Artificial intelligence (AI) can assist dentists in image assessment, for example, caries detection. The wider health and cost impact of employing AI for dental diagnostics has not yet been evaluated. We compared the cost-effectiveness of proximal caries detection on bitewing radiographs with versus without AI. U-Net, a fully convolutional neural network, had been trained, validated, and tested on 3,293, 252, and 141 bitewing radiographs, respectively, on which 4 experienced dentists had marked carious lesions (reference test). Lesions were stratified for initial lesions (E1/E2/D1, presumed noncavitated, receiving caries infiltration if detected) and advanced lesions (D2/D3, presumed cavitated, receiving restorative care if detected). A Markov model was used to simulate the consequences of true- and false-positive and true- and false-negative detections, as well as the subsequent decisions over the lifetime of patients. A German mixed-payers perspective was adopted. Our health outcome was tooth retention years. Costs were measured in 2020 euro. Monte-Carlo microsimulations and univariate and probabilistic sensitivity analyses were conducted. The incremental cost-effectiveness ratio (ICER) and the cost-effectiveness acceptability at different willingness-to-pay thresholds were quantified. AI showed an accuracy of 0.80; dentists' mean accuracy was significantly lower at 0.71 (minimum-maximum: 0.61-0.78, P < 0.05). AI was significantly more sensitive than dentists (0.75 vs. 0.36 [0.19-0.65]; P = 0.006), while its specificity was not significantly lower (0.83 vs. 0.91 [0.69-0.98]; P > 0.05). In the base-case scenario, AI was more effective (tooth retention for a mean 64 [2.5%-97.5%: 61-65] y) and less costly (298 [244-367] euro) than assessment without AI (62 [59-64] y; 322 [257-394] euro). The ICER was -13.9 euro/y (i.e., AI saved money at higher effectiveness). In the majority (>77%) of all cases, AI was less costly and more effective. Applying AI for caries detection is likely to be cost-effective, mainly as fewer lesions remain undetected. Notably, this cost-effectiveness requires dentists to manage detected early lesions nonrestoratively.

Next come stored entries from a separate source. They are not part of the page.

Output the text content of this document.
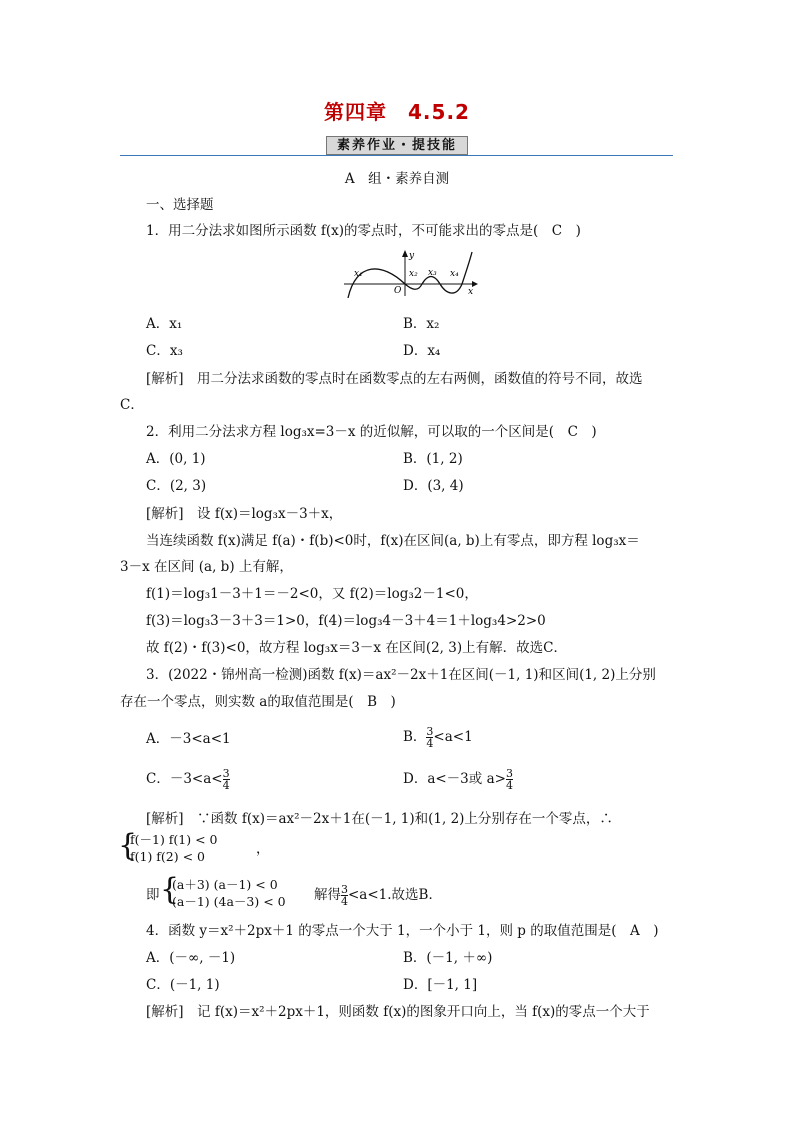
第四章　4.5.2
素养作业・提技能
A　组・素养自测
一、选择题
1．用二分法求如图所示函数 f(x)的零点时，不可能求出的零点是(　C　)
x₁	x₂ x₃ x₄
O
y
x
A．x₁	B．x₂
C．x₃	D．x₄
[解析]　用二分法求函数的零点时在函数零点的左右两侧，函数值的符号不同，故选
C．
2．利用二分法求方程 log₃x=3－x 的近似解，可以取的一个区间是(　C　)
A．(0, 1)	B．(1, 2)
C．(2, 3)	D．(3, 4)
[解析]　设 f(x)＝log₃x－3＋x，
当连续函数 f(x)满足 f(a)・f(b)<0时，f(x)在区间(a, b)上有零点，即方程 log₃x＝
3－x 在区间 (a, b) 上有解，
f(1)＝log₃1－3＋1＝－2<0，又 f(2)＝log₃2－1<0，
f(3)＝log₃3－3＋3＝1>0，f(4)＝log₃4－3＋4＝1＋log₃4>2>0
故 f(2)・f(3)<0，故方程 log₃x＝3－x 在区间(2, 3)上有解．故选C．
3．(2022・锦州高一检测)函数 f(x)＝ax²－2x＋1在区间(－1, 1)和区间(1, 2)上分别
存在一个零点，则实数 a的取值范围是(　B　)
A．－3<a<1	B． $\frac{3}{4} <a<1$
C．$-3<a< \frac{3}{4}$	D．a<－3或 $a> \frac{3}{4}$
[解析]　∵函数 f(x)＝ax²－2x＋1在(－1, 1)和(1, 2)上分别存在一个零点，∴
{
f(－1) f(1) < 0
f(1) f(2) < 0	，
即 {
(a＋3) (a－1) < 0
(a－1) (4a－3) < 0 解得 $\frac{3}{4} <a<1$.故选B．
4．函数 y＝x²＋2px＋1 的零点一个大于 1，一个小于 1，则 p 的取值范围是(　A　)
A．(－∞, －1)	B．(－1, ＋∞)
C．(－1, 1)	D．[－1, 1]
[解析]　记 f(x)＝x²＋2px＋1，则函数 f(x)的图象开口向上，当 f(x)的零点一个大于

Keywords: caries diagnosis/prevention; computer simulation; decision making; dental; economic evaluation; radiology.

Figure 1.

Input data and model. The state diagram (central parts) shows the different health states (solid boxes). Transition or allocation probabilities determined the chance of passing between them, indicated by arrows. The data sources used to simulate individuals’ flow through the model are shown in dotted boxes at the left and right. Individuals started with teeth being either sound or showing E1/2/D1 and D2–D3 lesions. Sound surfaces could be detected as such, without any subsequent treatment, or false positively detected as initial (E2/D1) caries lesions depending on the detection method. False-positive detections on sound surfaces led to infiltration treatment, without any effectiveness gain, but money spent unnecessarily. Initial lesions (E2/D1) could again be detected (treated by resin infiltration) or not detected (and assumed to progress with some chance) and, depending on the efficacy of resin infiltration, be arrested or progress to D2 lesions. In a sensitivity analysis, we assumed all detected lesions to be treated restoratively instead. For advanced lesions (D2) not extending into the inner third of the dentin (D3), a two-surfaced restoration was assumed to be placed. This placement was not to be associated with pulpal risks, mainly as we assumed these lesions to be not deep (no proximity to the pulp). For lesions extending into the inner one-third of the dentin, the risk of pulp exposure was estimated at 0.3, and exposed pulps received direct pulp capping. The risk of restorative complications was derived from previous studies, and if restorations failed, they were assumed to be either renewed or repaired. If failing again, the placement of a full-metal crown (the standard crown therapy for most posterior teeth within statutory German health insurance) was assumed. Failed crowns were assumed to be replaced once, after which the tooth was extracted. Extracted teeth were assumed to be replaced using implant-supported single crowns; the proportion of replaced teeth was 0.8 in the base case and varied in sensitivity analyses.

Figure 2.

Cost-effectiveness plane, incremental cost-effectiveness, and net-benefit analysis of the base case. (A) The costs and effectiveness of the 2 comparators are plotted for 1,000 sampled individuals in each group. (B) The incremental costs and effectiveness of artificial intelligence (AI) compared with no AI are plotted. Quadrants indicate comparative cost-effectiveness (e.g., upper right: higher costs at higher effectiveness; lower right: lower costs and higher effectiveness). Inserted cross-tabulation: Percentage of samples lying in different quadrants. (C) We plotted the probability of comparators being acceptable in terms of their cost-effectiveness depending on the willingness-to-pay threshold of a payer. The range of willingness to pay was expanded from 0 to 100 euro and did not considerably change beyond this threshold.